Me contó que Joe estaba haciendo fotos de los acantilados en First Rock. Algunos testigos dijeron que le advirtieron que tuviera cuidado, pero que con el viento y el estruendo del océano no los oyó. La ola lo derribó y se lo llevó por delante. Desapareció sin dar tiempo a nadie a reaccionar.
—¿Dónde está? —Me volví cuando Frank no respondió y lo agarré por el cuello de la chaqueta—. ¿Dónde?
Él bajó la vista de nuevo y, al final, se obligó a mirarme.
—No lo sabemos. Aún no ha aparecido.
Sentí un atisbo de esperanza.
—Está vivo. ¡Sé que está vivo! Tengo que ir. Llamaré a Marcella. ¿Dónde está el teléfono? ¿Dónde están mis zapatos?
—Lizzie viene de camino a recoger a los niños.
Fui corriendo a nuestro dormitorio, pisé el brontosaurio y me caí de rodillas al suelo, pero me levanté antes de que Frank pudiera ayudarme.
—Escucha, El. Si creyera que hay alguna posibilidad, por mínima que fuera, de que siguiera vivo, no estaría aquí. Un testigo dice que vio sangre. Creemos que se golpeó la cabeza.
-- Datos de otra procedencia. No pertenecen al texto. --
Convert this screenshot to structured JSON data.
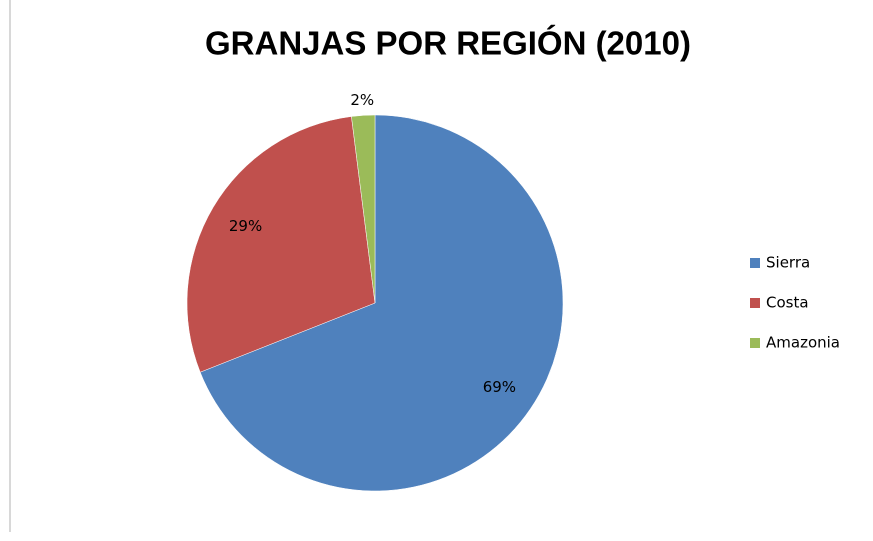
{
  "chart_data": {
    "type": "pie",
    "title": "GRANJAS POR REGIÓN (2010)",
    "categories": [
      "Sierra",
      "Costa",
      "Amazonia"
    ],
    "values": [
      69,
      29,
      2
    ],
    "value_labels": [
      "69%",
      "29%",
      "2%"
    ],
    "colors": [
      "#4f81bd",
      "#c0504d",
      "#9bbb59"
    ],
    "legend": "right"
  }
}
No salió a la superficie.
Frank dijo algo de que eso ocurría todos los años. Como si yo fuera forastera. Como si Joe lo fuera.
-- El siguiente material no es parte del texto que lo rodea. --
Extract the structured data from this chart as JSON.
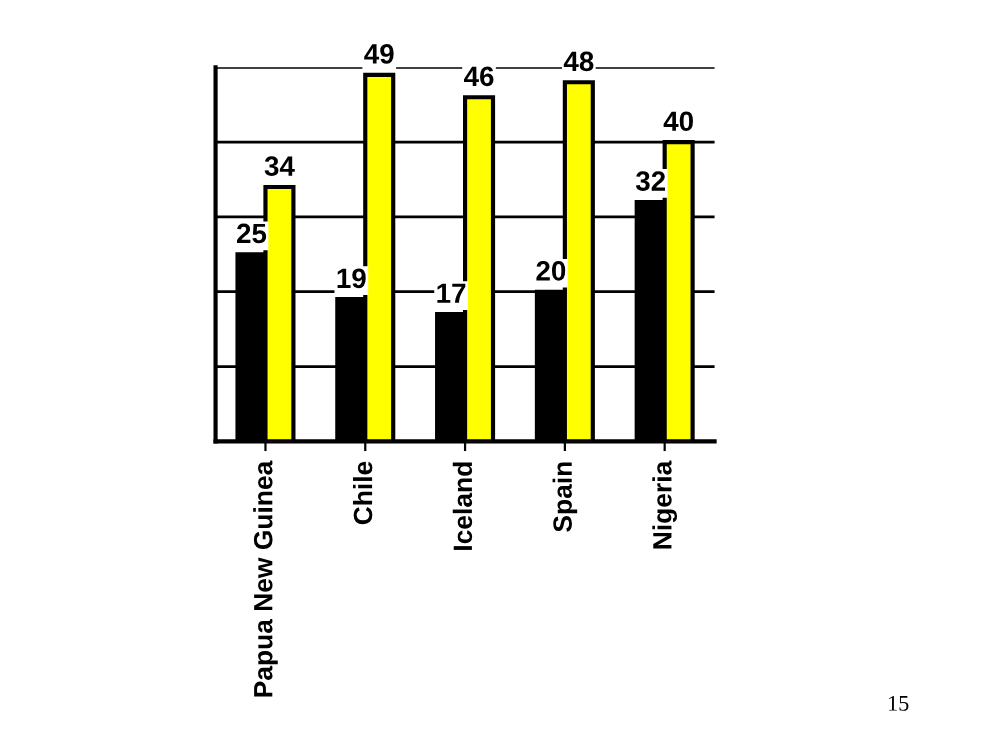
{
  "chart_data": {
    "type": "bar",
    "categories": [
      "Papua New Guinea",
      "Chile",
      "Iceland",
      "Spain",
      "Nigeria"
    ],
    "series": [
      {
        "color": "#000000",
        "values": [
          25,
          19,
          17,
          20,
          32
        ]
      },
      {
        "color": "#ffff00",
        "values": [
          34,
          49,
          46,
          48,
          40
        ]
      }
    ],
    "ylim": [
      0,
      50
    ],
    "yticks": [
      {
        "value": 0,
        "label": null
      },
      {
        "value": 10,
        "label": null
      },
      {
        "value": 20,
        "label": null
      },
      {
        "value": 30,
        "label": null
      },
      {
        "value": 40,
        "label": null
      },
      {
        "value": 50,
        "label": null
      }
    ],
    "tick_labels": "x",
    "grid": "y",
    "data_labels": true,
    "legend": false,
    "annotations": [
      "15"
    ]
  }
}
—A Joe no le ocurren esas cosas.
Él podía nadar varios kilómetros seguidos. Tenía dos hijos que lo necesitaban. Me tenía a mí. Busqué en el armario mis botas de agua. Joe estaba vivo y tenía que encontrarlo.
—¿Un poco de sangre? Probablemente se haya arañado el brazo.
Encontré las botas, tiré del edredón: estaría congelado. Cogí también los prismáticos colgados en el perchero de la entrada. Luego abrí la puerta mosquitera y salí al porche, trastabillando con el edredón, que llevaba arrastrando por el suelo.
—¡¿Me voy sola o vienes conmigo?! —le grité a Frank.
La mujer de Frank, Lizzie, metió a Zach en el remolque de juguete con su hija, Molly, mientras Annie tiraba de ellos y nos gritaba, haciendo altavoz con las manos:
—¡Vamos a llevar el bote a tierra! A vigilar que no vengan los piratas.
Yo respondí agitando la mano y traté de parecer alegre.
—Entendido. Gracias, Lizzie.
Ella asintió con gesto solemne. Lizzie Civiletti no era amiga mía. Me lo dijo nada más llegar yo a la ciudad. Pero tampoco era una desalmada. Protegería a los niños de cualquier conato de pánico. Por muchas ganas que tuviera de ir con ellos y estrecharlos entre mis brazos, sonreí, me despedí con un gesto de la mano y les mandé besos.